As in previous years, school children were included in directives limiting Ramadan fasting and other religious observances.
The education bureau of Tarbaghatay city, known as Tacheng in Chinese, last month ordered schools to communicate to students that “during Ramadan, ethnic minority students do not fast, do not enter mosques … and do not attend religious activities.”
Similar orders were posted on the websites of other Xinjiang education bureaus and schools.
Officials in Qiemo county last week met local religious leaders to inform them there would be increased inspections during Ramadan in order to “maintain social stability,” the county’s official website said.
Ahead of the holy month, one village in Yili, near the border with Kazakhstan, said mosques must check the identification cards of anyone who comes to pray during Ramadan, according to a notice on the government’s website.
The Bole county government said Mehmet Talip, a 90-year-old Uighur Communist Party member, had promised to avoid fasting and vowed to “not enter a mosque in order to consciously resist religious and superstitious ideas.”
The Uighurs are a Turkic ethnic group with a language and culture closer to Central Asia than China. Before the region was absorbed into the People’s Republic of China in 1949, almost everyone in Xinjiang province was Uighur.
But Uighurs are now less than half the population, as millions of Han Chinese—the majority population of China—were encouraged to settle here by the government.
That demographic shift, combined with Chinese repression, triggered a wave of violence that has left hundreds of people dead.
Last year, a suicide bomber killed 39 people in the provincial capitol of Urumqi, and police claimed to have killed 13 men who attempted to ram an explosives-laden vehicle into their office near Kashgar.
The deadly violence has sparked a massive crackdown by Beijing, with authorities announcing the convictions of more than 400 people across Xinjiang last year.
“The government says every Uighur, if they have a beard or wear a hejab, they are a terrorist,” Abdul Majid, who owns a mobile phone shop near People’s Square in Kashgar, told Al-Jazeera.
Around the corner from Kashgar’s 572-year-old Id Kah Mosque, a large notice board implores Uighurs to avoid Islamic attire. One half of the board is covered in pictures depicting traditional Uighurs—women in colorful dresses and flowing hair and clean-shaven men. The other half shows rows of men with beards and women in headscarves or face-covering veils, all with a red X over them.

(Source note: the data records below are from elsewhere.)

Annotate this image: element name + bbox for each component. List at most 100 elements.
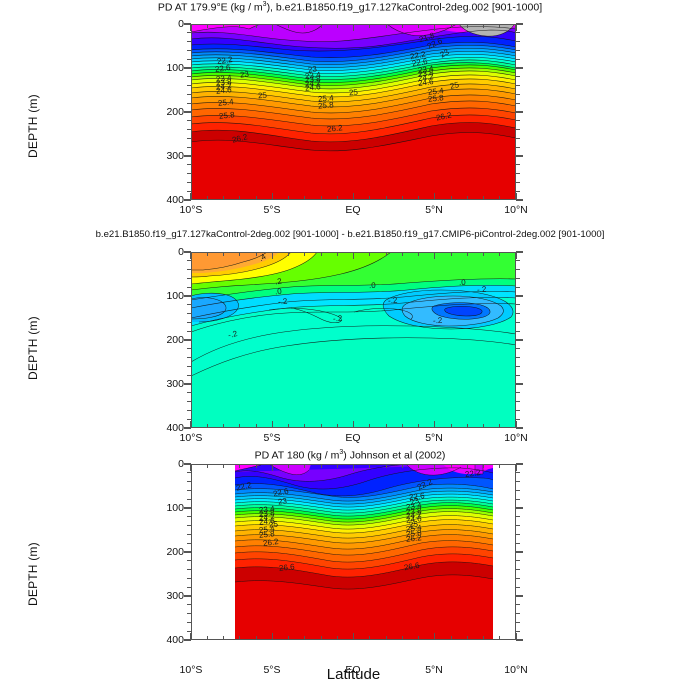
y-minor-tick-right bbox=[516, 525, 520, 527]
panel-top-xtick-EQ: EQ bbox=[345, 204, 361, 216]
x-major-tick bbox=[352, 464, 355, 471]
x-minor-tick bbox=[418, 196, 419, 200]
x-minor-tick bbox=[304, 464, 306, 468]
x-minor-tick bbox=[499, 424, 501, 428]
x-minor-tick bbox=[239, 464, 241, 468]
panel-middle-ylabel: DEPTH (m) bbox=[26, 316, 40, 380]
y-minor-tick bbox=[187, 49, 191, 51]
y-minor-tick bbox=[187, 41, 191, 43]
panel-middle-ytick-200: 200 bbox=[166, 334, 184, 346]
x-minor-tick bbox=[320, 424, 322, 428]
x-major-tick bbox=[352, 252, 355, 259]
x-minor-tick bbox=[499, 252, 501, 256]
x-minor-tick bbox=[466, 464, 468, 468]
x-minor-tick bbox=[239, 252, 241, 256]
panel-bottom-title: PD AT 180 (kg / m3) Johnson et al (2002) bbox=[0, 449, 700, 462]
x-minor-tick bbox=[288, 196, 289, 200]
y-minor-tick bbox=[187, 613, 191, 615]
x-minor-tick bbox=[223, 24, 224, 28]
x-minor-tick bbox=[255, 24, 257, 28]
y-minor-tick-right bbox=[516, 313, 520, 315]
x-minor-tick bbox=[223, 196, 224, 200]
y-major-tick bbox=[184, 155, 191, 157]
y-minor-tick bbox=[187, 181, 191, 183]
y-major-tick-right bbox=[516, 23, 523, 25]
x-minor-tick bbox=[336, 196, 338, 200]
x-axis-label: Latitude bbox=[326, 666, 381, 683]
x-major-tick bbox=[515, 193, 517, 200]
x-major-tick bbox=[190, 252, 192, 259]
y-minor-tick bbox=[187, 481, 191, 483]
x-minor-tick bbox=[385, 196, 387, 200]
y-major-tick-right bbox=[516, 67, 523, 69]
panel-top-plot: 21.8 22.2 22.2 22.6 22.6 22.6 23 23 23 2… bbox=[191, 24, 516, 200]
x-minor-tick bbox=[255, 464, 257, 468]
panel-top-title: PD AT 179.9°E (kg / m3), b.e21.B1850.f19… bbox=[0, 1, 700, 14]
x-major-tick bbox=[515, 464, 517, 471]
panel-middle-title-text: b.e21.B1850.f19_g17.127kaControl-2deg.00… bbox=[95, 229, 605, 240]
y-minor-tick-right bbox=[516, 260, 520, 262]
x-major-tick bbox=[352, 633, 355, 640]
panel-bottom-xtick-5S: 5°S bbox=[263, 664, 281, 676]
x-major-tick bbox=[434, 193, 436, 200]
contour-label: 26.2 bbox=[326, 123, 344, 134]
y-minor-tick-right bbox=[516, 630, 520, 632]
x-minor-tick bbox=[466, 636, 468, 640]
panel-top-ytick-300: 300 bbox=[166, 150, 184, 162]
x-minor-tick bbox=[239, 196, 241, 200]
y-major-tick-right bbox=[516, 427, 523, 429]
x-major-tick bbox=[190, 24, 192, 31]
x-major-tick bbox=[190, 193, 192, 200]
y-minor-tick-right bbox=[516, 321, 520, 323]
contour-label: 23 bbox=[277, 496, 288, 507]
y-minor-tick-right bbox=[516, 330, 520, 332]
y-minor-tick bbox=[187, 489, 191, 491]
x-major-tick bbox=[271, 24, 273, 31]
x-minor-tick bbox=[206, 464, 208, 468]
y-minor-tick-right bbox=[516, 164, 520, 166]
y-minor-tick bbox=[187, 392, 191, 394]
y-minor-tick bbox=[187, 516, 191, 518]
x-minor-tick bbox=[499, 636, 501, 640]
y-minor-tick bbox=[187, 173, 191, 175]
y-minor-tick-right bbox=[516, 418, 520, 420]
x-minor-tick bbox=[288, 636, 289, 640]
x-minor-tick bbox=[401, 252, 403, 256]
y-minor-tick-right bbox=[516, 76, 520, 78]
y-minor-tick bbox=[187, 304, 191, 306]
y-major-tick bbox=[184, 295, 191, 297]
panel-bottom-ylabel: DEPTH (m) bbox=[26, 542, 40, 606]
contour-label: .0 bbox=[368, 280, 376, 291]
y-minor-tick bbox=[187, 472, 191, 474]
contour-label: 25 bbox=[449, 80, 460, 91]
y-minor-tick-right bbox=[516, 58, 520, 60]
y-major-tick bbox=[184, 639, 191, 641]
y-minor-tick bbox=[187, 120, 191, 122]
y-minor-tick-right bbox=[516, 102, 520, 104]
y-minor-tick bbox=[187, 190, 191, 192]
x-minor-tick bbox=[499, 464, 501, 468]
y-minor-tick bbox=[187, 569, 191, 571]
y-minor-tick-right bbox=[516, 286, 520, 288]
x-minor-tick bbox=[288, 24, 289, 28]
panel-middle-contour-svg bbox=[191, 252, 516, 428]
y-minor-tick bbox=[187, 365, 191, 367]
y-minor-tick-right bbox=[516, 472, 520, 474]
y-minor-tick bbox=[187, 604, 191, 606]
x-minor-tick bbox=[336, 424, 338, 428]
x-minor-tick bbox=[336, 252, 338, 256]
x-minor-tick bbox=[239, 636, 241, 640]
y-minor-tick-right bbox=[516, 85, 520, 87]
x-minor-tick bbox=[401, 24, 403, 28]
x-major-tick bbox=[271, 464, 273, 471]
x-minor-tick bbox=[369, 636, 371, 640]
y-minor-tick-right bbox=[516, 374, 520, 376]
x-minor-tick bbox=[369, 196, 371, 200]
x-minor-tick bbox=[369, 24, 371, 28]
y-minor-tick-right bbox=[516, 277, 520, 279]
x-minor-tick bbox=[466, 24, 468, 28]
y-major-tick-right bbox=[516, 155, 523, 157]
y-minor-tick-right bbox=[516, 542, 520, 544]
y-major-tick bbox=[184, 339, 191, 341]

In the evening, throngs of young women in headscarves or full-face veils pass signs posted at Kashgar’s main hospital reminding them veiled women cannot enter.

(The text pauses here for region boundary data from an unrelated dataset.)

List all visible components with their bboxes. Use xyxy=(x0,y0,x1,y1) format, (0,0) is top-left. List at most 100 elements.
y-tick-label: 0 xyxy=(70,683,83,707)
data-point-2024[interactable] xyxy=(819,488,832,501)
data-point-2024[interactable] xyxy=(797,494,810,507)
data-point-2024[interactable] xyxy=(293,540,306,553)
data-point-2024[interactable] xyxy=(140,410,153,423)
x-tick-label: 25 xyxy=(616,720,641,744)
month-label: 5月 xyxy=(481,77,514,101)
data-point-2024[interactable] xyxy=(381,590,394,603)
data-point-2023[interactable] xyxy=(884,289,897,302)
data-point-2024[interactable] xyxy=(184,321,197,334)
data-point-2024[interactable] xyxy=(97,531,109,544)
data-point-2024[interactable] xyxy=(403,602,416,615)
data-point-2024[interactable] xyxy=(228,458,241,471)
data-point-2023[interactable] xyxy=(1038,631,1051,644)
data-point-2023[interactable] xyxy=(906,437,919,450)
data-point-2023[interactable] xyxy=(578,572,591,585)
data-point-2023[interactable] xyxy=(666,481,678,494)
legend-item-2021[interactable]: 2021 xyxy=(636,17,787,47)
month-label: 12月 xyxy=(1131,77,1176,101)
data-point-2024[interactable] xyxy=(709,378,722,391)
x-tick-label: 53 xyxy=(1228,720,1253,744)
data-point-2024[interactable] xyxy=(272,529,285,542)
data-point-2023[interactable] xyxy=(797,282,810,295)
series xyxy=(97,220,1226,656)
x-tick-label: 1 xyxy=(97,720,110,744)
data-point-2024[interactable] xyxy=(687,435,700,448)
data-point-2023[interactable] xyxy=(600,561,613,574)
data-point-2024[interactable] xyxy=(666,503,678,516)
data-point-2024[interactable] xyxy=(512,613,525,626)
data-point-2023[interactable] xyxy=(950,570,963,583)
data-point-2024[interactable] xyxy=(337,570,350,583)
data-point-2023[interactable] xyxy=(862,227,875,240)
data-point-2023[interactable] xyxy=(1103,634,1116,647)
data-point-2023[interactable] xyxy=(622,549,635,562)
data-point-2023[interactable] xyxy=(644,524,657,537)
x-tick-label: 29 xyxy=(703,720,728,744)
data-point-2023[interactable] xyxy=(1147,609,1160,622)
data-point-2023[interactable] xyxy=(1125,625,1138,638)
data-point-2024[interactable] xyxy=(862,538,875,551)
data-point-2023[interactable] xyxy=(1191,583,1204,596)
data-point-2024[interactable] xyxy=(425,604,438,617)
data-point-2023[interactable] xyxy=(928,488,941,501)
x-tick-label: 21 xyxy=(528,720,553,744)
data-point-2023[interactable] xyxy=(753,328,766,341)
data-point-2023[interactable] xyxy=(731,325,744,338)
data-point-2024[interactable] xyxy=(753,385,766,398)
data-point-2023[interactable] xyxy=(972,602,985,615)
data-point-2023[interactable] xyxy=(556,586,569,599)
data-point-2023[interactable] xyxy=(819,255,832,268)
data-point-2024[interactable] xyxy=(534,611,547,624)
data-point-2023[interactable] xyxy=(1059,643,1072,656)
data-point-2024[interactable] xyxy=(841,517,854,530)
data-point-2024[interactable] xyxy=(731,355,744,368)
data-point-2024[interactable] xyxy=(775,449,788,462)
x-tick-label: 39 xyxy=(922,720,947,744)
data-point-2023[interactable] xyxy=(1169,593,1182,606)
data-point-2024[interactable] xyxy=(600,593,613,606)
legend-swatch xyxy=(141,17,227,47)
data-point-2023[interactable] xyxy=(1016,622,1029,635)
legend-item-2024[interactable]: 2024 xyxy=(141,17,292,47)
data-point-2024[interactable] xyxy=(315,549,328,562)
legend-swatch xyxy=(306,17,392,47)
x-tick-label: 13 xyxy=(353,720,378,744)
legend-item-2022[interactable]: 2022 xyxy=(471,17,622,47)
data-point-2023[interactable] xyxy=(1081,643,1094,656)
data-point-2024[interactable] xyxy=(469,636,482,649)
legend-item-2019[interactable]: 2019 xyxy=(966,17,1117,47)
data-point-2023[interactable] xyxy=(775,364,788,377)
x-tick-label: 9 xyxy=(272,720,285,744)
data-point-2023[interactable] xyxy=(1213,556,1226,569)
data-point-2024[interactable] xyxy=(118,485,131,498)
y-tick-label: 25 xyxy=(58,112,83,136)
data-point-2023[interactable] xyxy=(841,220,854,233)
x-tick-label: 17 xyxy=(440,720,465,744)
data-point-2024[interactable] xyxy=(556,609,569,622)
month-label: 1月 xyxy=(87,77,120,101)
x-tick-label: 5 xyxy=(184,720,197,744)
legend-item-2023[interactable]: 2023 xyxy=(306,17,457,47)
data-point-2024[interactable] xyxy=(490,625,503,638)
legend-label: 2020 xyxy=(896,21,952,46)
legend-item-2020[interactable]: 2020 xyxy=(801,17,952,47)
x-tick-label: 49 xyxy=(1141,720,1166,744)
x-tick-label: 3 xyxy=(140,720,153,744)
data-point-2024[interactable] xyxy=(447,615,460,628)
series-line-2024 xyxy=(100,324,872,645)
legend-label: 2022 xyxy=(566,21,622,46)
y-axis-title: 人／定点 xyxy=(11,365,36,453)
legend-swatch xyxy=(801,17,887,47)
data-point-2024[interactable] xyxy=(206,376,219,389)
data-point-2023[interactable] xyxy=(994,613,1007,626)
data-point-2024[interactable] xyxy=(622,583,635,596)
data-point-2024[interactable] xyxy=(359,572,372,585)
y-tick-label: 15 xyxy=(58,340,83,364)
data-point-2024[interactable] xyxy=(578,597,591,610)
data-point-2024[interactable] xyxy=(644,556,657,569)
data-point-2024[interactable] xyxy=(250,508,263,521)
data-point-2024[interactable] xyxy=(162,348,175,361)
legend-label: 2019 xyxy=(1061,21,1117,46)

Along with government employees, children under the age of 18 are barred from attending mosques, yet dozens of men attending night prayers at one of Kashgar’s centuries-old mosques have brought along their children. Toddlers line up next to the adults, imitating their movements during prayers.
“Sure, it’s against the law to bring kids to the mosque, but we do it anyway,” Ghulam Abbas, a fish-seller, told Al-Jazeera.
He added that, for centuries, parents sent their children to maktaps, part-time schools at the mosque, where they memorized the Qoran—but this practice, along with most organized religious instruction, is now prohibited in Xinjiang.
Asked if Uighurs are forgetting how to recite the Qoran as a result, Abbas called his eight-year-old son over and, after some coaxing, convinced him to recite a chapter from memory. “They want to cut our children off from Islam,” Abbas said. “We are not allowed to teach them the Qoran, but we do, at home—secretly.”
The government has also barred translations of the Qoran published by Saudi Arabia and other foreigners. Only translations conducted by China’s state publishing houses are permitted.